Mammalian transcription factors can bind to and regulate thousands of sites throughout the genome. The deep complexities of these gene regulatory networks make conventional methods an unsuitable choice for comprehensive analysis. The advent of genomic technologies, in particular DNA microarray profiling and chromatin immunoprecipitation (ChIP) coupled with high-throughput sequencing (ChIPSeq) or ChIP-on-Chip, has led to the identification of target genes and transcriptional networks on a genome-wide scale.
All these techniques have been used to characterize the gene regulatory networks of a growing number of transcription factors. Gene expression studies typically result in a list of genes (gene signature) which reflect the many biological pathways that are concurrently active in different cells.

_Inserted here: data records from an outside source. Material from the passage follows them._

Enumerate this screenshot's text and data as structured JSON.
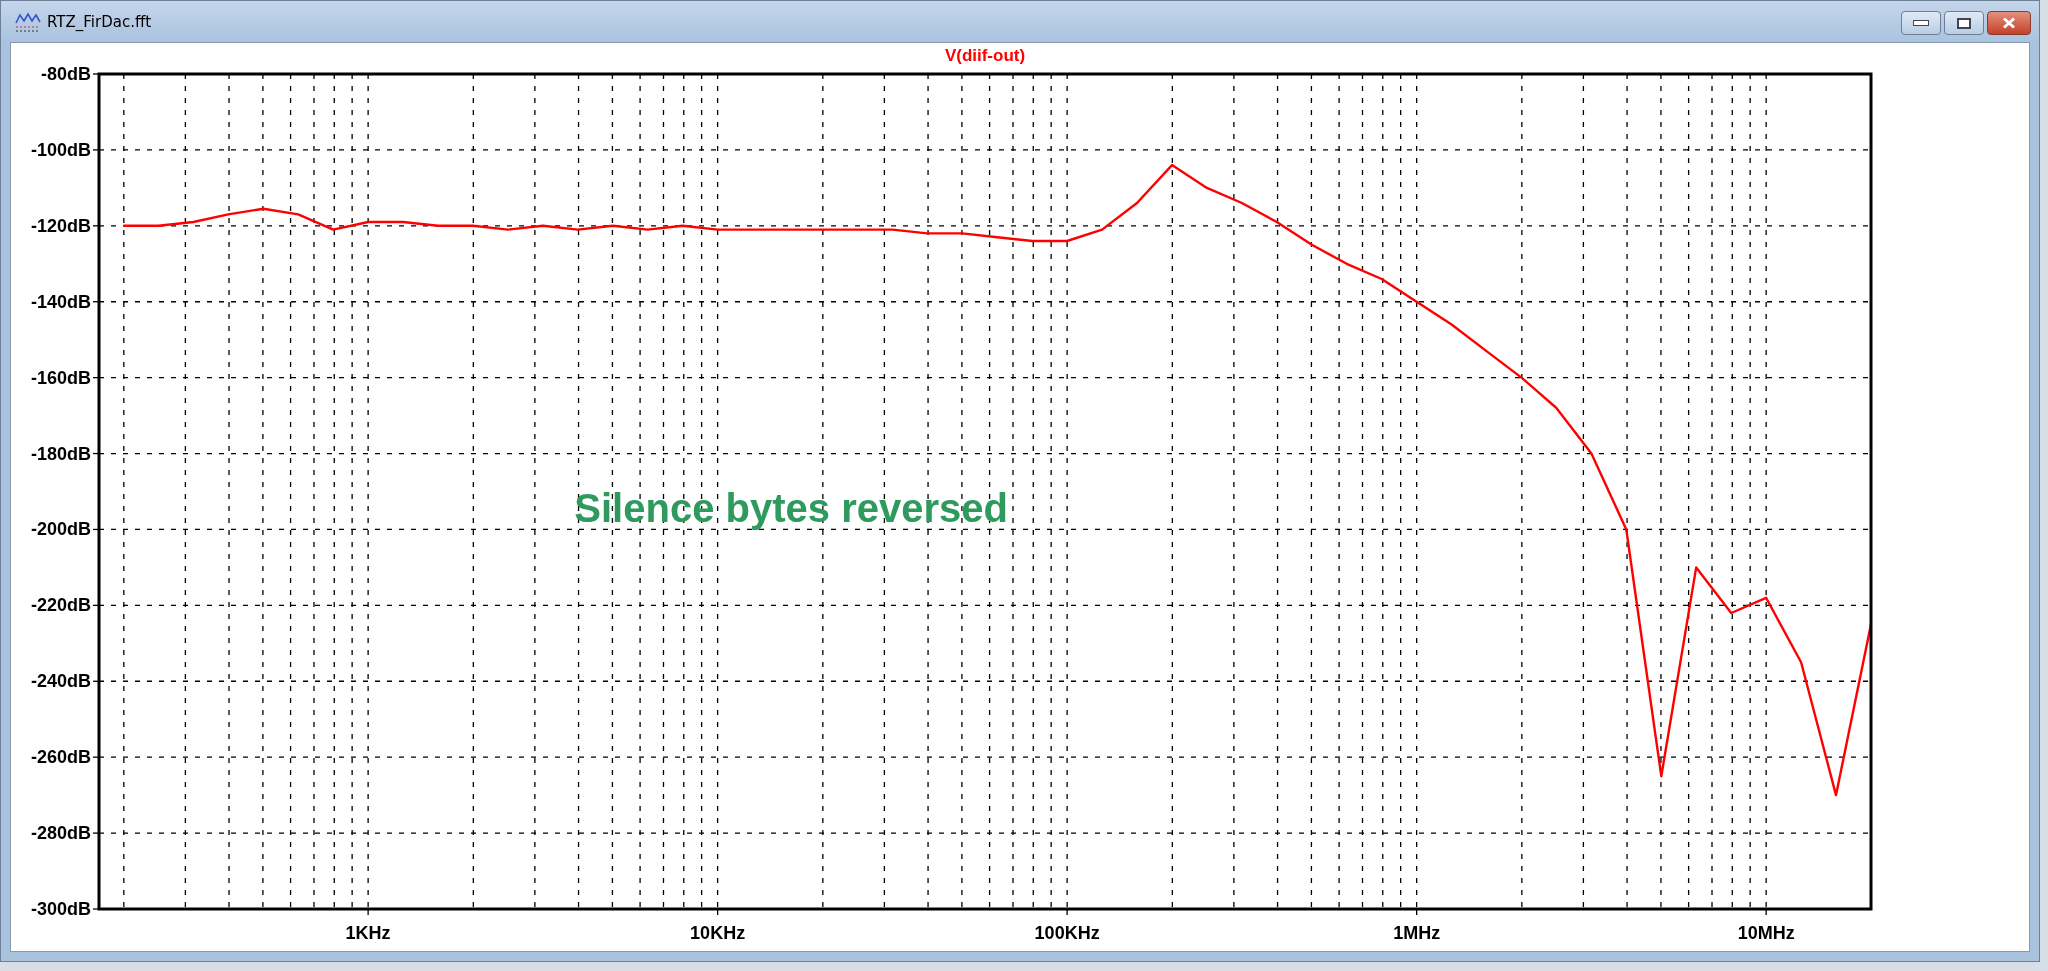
{
  "window": {
    "title": "RTZ_FirDac.fft"
  },
  "plot": {
    "chart_data": {
      "type": "line",
      "grid": true,
      "ylim": [
        -300,
        -80
      ],
      "yticks": [
        {
          "value": -80,
          "label": "-80dB"
        },
        {
          "value": -100,
          "label": "-100dB"
        },
        {
          "value": -120,
          "label": "-120dB"
        },
        {
          "value": -140,
          "label": "-140dB"
        },
        {
          "value": -160,
          "label": "-160dB"
        },
        {
          "value": -180,
          "label": "-180dB"
        },
        {
          "value": -200,
          "label": "-200dB"
        },
        {
          "value": -220,
          "label": "-220dB"
        },
        {
          "value": -240,
          "label": "-240dB"
        },
        {
          "value": -260,
          "label": "-260dB"
        },
        {
          "value": -280,
          "label": "-280dB"
        },
        {
          "value": -300,
          "label": "-300dB"
        }
      ],
      "categories": [
        null,
        null,
        null,
        null,
        null,
        null,
        null,
        "1KHz",
        null,
        null,
        null,
        null,
        null,
        null,
        null,
        null,
        null,
        "10KHz",
        null,
        null,
        null,
        null,
        null,
        null,
        null,
        null,
        null,
        "100KHz",
        null,
        null,
        null,
        null,
        null,
        null,
        null,
        null,
        null,
        "1MHz",
        null,
        null,
        null,
        null,
        null,
        null,
        null,
        null,
        null,
        "10MHz",
        null,
        null,
        null
      ],
      "series": [
        {
          "name": "V(diif-out)",
          "color": "#ff0000",
          "values": [
            -120,
            -120,
            -119,
            -117,
            -115.5,
            -117,
            -121,
            -119,
            -119,
            -120,
            -120,
            -121,
            -120,
            -121,
            -120,
            -121,
            -120,
            -121,
            -121,
            -121,
            -121,
            -121,
            -121,
            -122,
            -122,
            -123,
            -124,
            -124,
            -121,
            -114,
            -104,
            -110,
            -114,
            -119,
            -125,
            -130,
            -134,
            -140,
            -146,
            -153,
            -160,
            -168,
            -180,
            -200,
            -265,
            -210,
            -222,
            -218,
            -235,
            -270,
            -225
          ]
        }
      ],
      "annotations": [
        "Silence bytes reversed"
      ]
    }
  }
}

Genomic signature: it refers to the characteristic frequency of oligonucleotides in a genome or sequence. It has been observed that the genomic signature of phylogenetically related genomes is similar,
Gene signature: a condition's gene signature is represented by a group of genes in a type of cell whose combined expression pattern is uniquely characteristic of that condition. Ideally, the gene signature can be used to select a group of patients at a specific state of a disease with accuracy that facilitates selection of treatments.
Interestingly, signature concept was improved to not only as tool to identify possible connection in signaling pathways and their regulation mediated by transcription factors, but also the regulatory networks that result altereted during pathological states. Gene signature profile may function as a prognostic tool, functional to understand the specific state/grade of a disease.